We can rewrite the given equation as a system of two equations: \[(1) \: \frac{\log a}{b-c} = \frac{\log b}{c-a}\] \[(2) \: \frac{\log a}{b-c} = \frac{\log c}{a-b}\]

Now let's solve the system of equations for logarithms. Using equation (1), we can write: \[\log a (c - a) = \log b (b - c)\] Then divide both sides by \(\log a \log b\): \[\frac{c-a}{\log b} = \frac{b-c}{\log a}\] Using equation (2), we can write: \[\log a (a-b) = \log c (b-c)\] Then divide both sides by \(\log a \log c\): \[\frac{a-b}{\log c} = \frac{b-c}{\log a}\] Now we have two new equations that are equal: \[\frac{c-a}{\log b} = \frac{b-c}{\log a} = \frac{a-b}{\log c}\]

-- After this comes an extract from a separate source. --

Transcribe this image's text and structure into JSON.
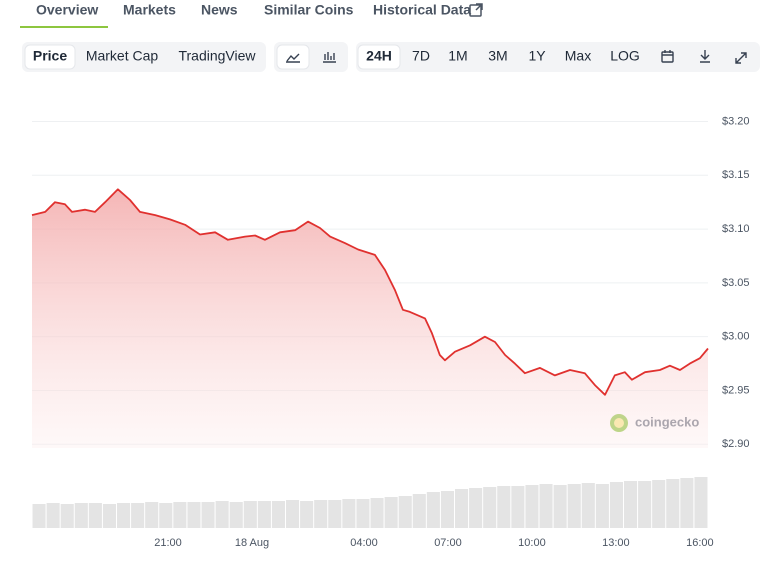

Applying the following logarithmic property: \(x\log a = \log a^x\) We can rewrite the equation from Step 2 as: \[\log b^{c-a} = \log a^{b-c} = \log c^{a-b}\] Let's now multiply all sides of the equation together: \[\log b^{c-a} \cdot \log a^{b-c} \cdot \log c^{a-b} = 1\] Applying the following logarithmic property: \(\log(m)+\log(n)=\log(mn)\) repeatedly: \[\log \left( a^{b-c} \cdot b^{c-a} \cdot c^{a-b} \right) = 1\] Now, taking the inverse logarithm (antilogarithm) of both sides: \[a^{b-c} \cdot b^{c-a} \cdot c^{a-b} = 10^1\] Since we know that \(a^0 = b^0 = c^0 = 1\), \[a^0 \cdot b^0 \cdot c^0 = 1\] Rearranging the exponents to show that: \[a^{a} \cdot b^{b} \cdot c^{c} = 1\] Therefore, we have successfully proved that \(a^{a} \cdot b^{b} \cdot c^{c} = 1\).